Numerical study of a single blade row in turbomolecular pump

Abstract

Research on turbomolecular pumps (TMPs) based on the analysis of single blade row has been carried out by a number of investigators Kruger CH, Ph.D. Thesis, Massachusetts Institute of Technology; 1960; Katsimichas S, Goddard AJH, Lewington R, Oliveira de CRE. J Vac Sci Technol A 1995;13:2954; Schneider TN, Katsimichas S, de Oliveira CRE, Goddard AJH. J Vac Sci Technol A 1998;16:175; De Simon M. Vacuum 1990;41:2021; Chu JG, Hua ZY. J Vac Sci Technol 1982;20:1101; Amoli A, Ebrahimi R, Hosseinalipour SM. Vacuum 2004;72:427; Sawada T. Bull Jpn Soc Mech Eng 1973;16:993; Joong-Sik Heo, Hwang Young-Kyu.
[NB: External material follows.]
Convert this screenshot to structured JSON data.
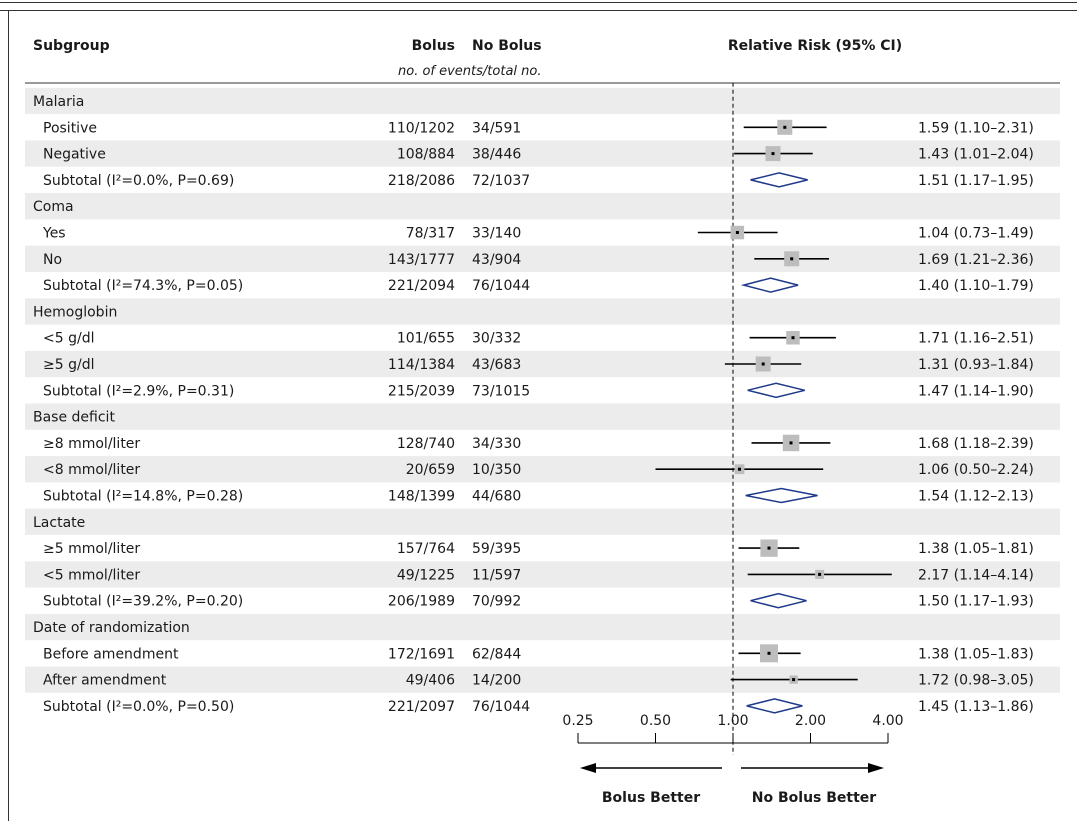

Vacuum 2001;56:133; Sawada T. Bull Jpn Soc Mech Eng 1979;22:362; Amoli A, Hosseinalipour SM. Vacuum 2004;75:361; Sheng Wang, Hisashi Ninokata. Prog Nucl Energy 2005;47:664, but those calculations were either limited to free-molecule flow, or failed to obtain good results in the transition regime. Furthermore, they were usually focused on pumping performance and did not report detailed flow field characteristics. In this study, a three-dimensional direct simulation Monte Carlo (DSMC) code adopting an accurate intermolecular collision model, i.e., a generalized soft sphere (GSS) model, has been developed to simulate the single blade row of a one-stage TMP from free-molecule flow to transition flow without any geometrical simplification. Molecular velocities and position equations are deduced under a rotating frame with consideration for the Coriolis and centrifugal acceleration, and the number of sample molecules is tested for sensitivity. The validity of this study and its accuracy are verified through comparison with previous DSMC results and experimental data, and the deterioration of the maximum pressure ratio in the transition flow regime and the influence of the intermolecular collision model on the maximum pressure ratio calculation are analyzed with the aid of transmission probability. Pumping performance under differing geometrical parameters (clearance between the blade tip wall and the housing wall, and the spacing–chord ratio) is investigated, and detailed flow field characteristics, including the number of molecule–surface collisions, temperature and density distributions, particle traces of single gas components and gas mixtures are all obtained under zero pumping speed.